Macky Sall à l'ONU : le retour à Dakar se profile
La candidature de l'ancien président sénégalais au secrétariat général des Nations unies traverse une zone de turbulences diplomatiques, ouvrant la voie à un possible retrait de la course internationale.

Depuis sa défaite électorale de mars 2024 face à Bassirou Diomaye Faye, Macky Sall s'est installé hors du Sénégal, multipliant les contacts diplomatiques en vue de briguer le poste de secrétaire général des Nations unies, dont le mandat d'António Guterres s'achève en 2026. Cette ambition, soutenue initialement par plusieurs capitales africaines et arabes, semble aujourd'hui se heurter à des résistances croissantes sur l'échiquier international, fragilisant une candidature qui n'a jamais encore obtenu de soutien officiel de la communauté internationale dans son ensemble.

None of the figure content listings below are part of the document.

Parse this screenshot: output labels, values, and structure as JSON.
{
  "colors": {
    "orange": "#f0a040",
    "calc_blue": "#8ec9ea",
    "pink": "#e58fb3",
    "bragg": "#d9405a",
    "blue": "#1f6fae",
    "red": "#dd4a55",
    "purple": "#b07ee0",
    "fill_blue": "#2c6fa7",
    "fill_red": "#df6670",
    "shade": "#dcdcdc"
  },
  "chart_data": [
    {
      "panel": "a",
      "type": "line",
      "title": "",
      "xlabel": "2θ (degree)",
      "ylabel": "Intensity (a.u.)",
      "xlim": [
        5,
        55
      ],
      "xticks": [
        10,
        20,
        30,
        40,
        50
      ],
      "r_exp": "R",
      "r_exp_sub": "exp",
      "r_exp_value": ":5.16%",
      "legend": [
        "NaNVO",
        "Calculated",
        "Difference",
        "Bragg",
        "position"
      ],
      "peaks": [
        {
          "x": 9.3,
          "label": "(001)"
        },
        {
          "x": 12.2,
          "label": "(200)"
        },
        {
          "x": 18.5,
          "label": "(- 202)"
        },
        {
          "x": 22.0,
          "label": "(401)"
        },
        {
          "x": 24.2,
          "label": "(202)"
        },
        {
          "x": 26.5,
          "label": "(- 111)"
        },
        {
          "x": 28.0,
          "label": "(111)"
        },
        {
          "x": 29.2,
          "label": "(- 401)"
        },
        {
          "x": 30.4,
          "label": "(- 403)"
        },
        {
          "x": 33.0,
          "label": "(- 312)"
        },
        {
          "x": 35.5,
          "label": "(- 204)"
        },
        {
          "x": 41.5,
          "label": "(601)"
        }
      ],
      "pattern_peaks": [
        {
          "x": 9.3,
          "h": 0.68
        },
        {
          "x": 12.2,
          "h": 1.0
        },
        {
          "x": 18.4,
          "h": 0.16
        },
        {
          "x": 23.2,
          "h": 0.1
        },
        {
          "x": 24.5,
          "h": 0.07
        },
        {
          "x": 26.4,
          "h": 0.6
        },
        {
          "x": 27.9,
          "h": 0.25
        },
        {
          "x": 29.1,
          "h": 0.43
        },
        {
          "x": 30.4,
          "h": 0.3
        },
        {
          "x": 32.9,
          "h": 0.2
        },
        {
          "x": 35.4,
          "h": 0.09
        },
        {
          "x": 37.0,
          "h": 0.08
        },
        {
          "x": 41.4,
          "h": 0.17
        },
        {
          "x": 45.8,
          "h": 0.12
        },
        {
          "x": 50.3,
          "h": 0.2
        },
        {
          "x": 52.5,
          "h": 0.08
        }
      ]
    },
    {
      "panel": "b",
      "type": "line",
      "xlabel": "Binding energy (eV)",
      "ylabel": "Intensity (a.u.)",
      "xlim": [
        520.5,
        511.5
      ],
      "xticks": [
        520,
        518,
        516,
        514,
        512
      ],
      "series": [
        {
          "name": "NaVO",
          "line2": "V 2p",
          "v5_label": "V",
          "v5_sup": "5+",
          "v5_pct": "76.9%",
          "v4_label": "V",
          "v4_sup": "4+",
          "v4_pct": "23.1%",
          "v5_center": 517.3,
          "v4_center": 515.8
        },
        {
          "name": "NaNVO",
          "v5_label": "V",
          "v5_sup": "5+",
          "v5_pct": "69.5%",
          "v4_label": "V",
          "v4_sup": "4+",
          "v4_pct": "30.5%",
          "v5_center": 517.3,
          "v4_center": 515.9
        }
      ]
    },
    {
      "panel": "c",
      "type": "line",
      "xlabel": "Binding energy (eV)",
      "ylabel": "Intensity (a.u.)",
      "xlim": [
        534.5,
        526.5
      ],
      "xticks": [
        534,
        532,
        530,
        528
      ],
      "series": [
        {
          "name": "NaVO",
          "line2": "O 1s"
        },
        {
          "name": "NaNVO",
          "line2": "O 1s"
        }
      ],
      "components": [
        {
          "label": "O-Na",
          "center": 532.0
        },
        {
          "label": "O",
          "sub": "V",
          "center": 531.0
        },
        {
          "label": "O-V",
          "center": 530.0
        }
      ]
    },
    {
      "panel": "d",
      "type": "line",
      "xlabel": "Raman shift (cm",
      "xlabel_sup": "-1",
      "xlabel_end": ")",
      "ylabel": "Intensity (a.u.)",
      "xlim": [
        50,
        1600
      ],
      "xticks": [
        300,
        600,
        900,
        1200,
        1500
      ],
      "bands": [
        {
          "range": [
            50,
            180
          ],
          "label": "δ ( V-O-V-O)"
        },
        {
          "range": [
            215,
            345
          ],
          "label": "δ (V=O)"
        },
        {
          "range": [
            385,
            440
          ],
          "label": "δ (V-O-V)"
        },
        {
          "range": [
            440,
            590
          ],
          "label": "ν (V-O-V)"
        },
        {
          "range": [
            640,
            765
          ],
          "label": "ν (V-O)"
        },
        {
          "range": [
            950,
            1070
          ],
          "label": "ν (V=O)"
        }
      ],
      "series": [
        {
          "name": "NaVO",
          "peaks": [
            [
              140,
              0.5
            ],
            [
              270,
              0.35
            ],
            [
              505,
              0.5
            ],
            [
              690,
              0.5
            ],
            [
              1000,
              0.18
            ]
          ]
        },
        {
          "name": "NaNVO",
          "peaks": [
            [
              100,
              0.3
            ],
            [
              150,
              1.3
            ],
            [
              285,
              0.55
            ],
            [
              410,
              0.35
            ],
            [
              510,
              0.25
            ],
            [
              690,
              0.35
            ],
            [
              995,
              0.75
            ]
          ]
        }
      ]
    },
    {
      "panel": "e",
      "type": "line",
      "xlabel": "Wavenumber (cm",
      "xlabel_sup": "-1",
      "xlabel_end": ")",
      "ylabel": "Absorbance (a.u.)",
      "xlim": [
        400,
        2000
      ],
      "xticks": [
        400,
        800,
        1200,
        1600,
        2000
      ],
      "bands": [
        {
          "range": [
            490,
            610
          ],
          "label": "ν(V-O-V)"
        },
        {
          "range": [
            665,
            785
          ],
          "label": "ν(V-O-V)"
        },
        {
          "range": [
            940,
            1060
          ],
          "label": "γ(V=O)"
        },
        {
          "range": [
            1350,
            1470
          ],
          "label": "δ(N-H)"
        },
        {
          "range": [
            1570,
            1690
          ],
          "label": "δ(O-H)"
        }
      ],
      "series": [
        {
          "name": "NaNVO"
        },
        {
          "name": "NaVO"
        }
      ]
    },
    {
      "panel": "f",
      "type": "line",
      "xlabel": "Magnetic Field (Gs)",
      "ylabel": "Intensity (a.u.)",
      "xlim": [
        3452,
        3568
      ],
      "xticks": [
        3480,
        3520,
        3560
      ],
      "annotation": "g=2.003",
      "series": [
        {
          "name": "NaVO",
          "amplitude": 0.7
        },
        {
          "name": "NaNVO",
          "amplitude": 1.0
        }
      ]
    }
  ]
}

Le contexte dans lequel cette candidature a émergé est lui-même particulier. Macky Sall quitte le pouvoir dans un pays en pleine effervescence politique, marqué par une transition tumultueuse. Son successeur, Bassirou Diomaye Faye, et le Premier ministre Ousmane Sonko ont engagé une rupture politique affichée avec l'ère Sall, notamment à travers des audits des finances publiques et des poursuites judiciaires visant des proches de l'ancien régime. Dans ce climat, un retour de Macky Sall à Dakar prendrait une signification politique forte, bien au-delà d'un simple changement de résidence.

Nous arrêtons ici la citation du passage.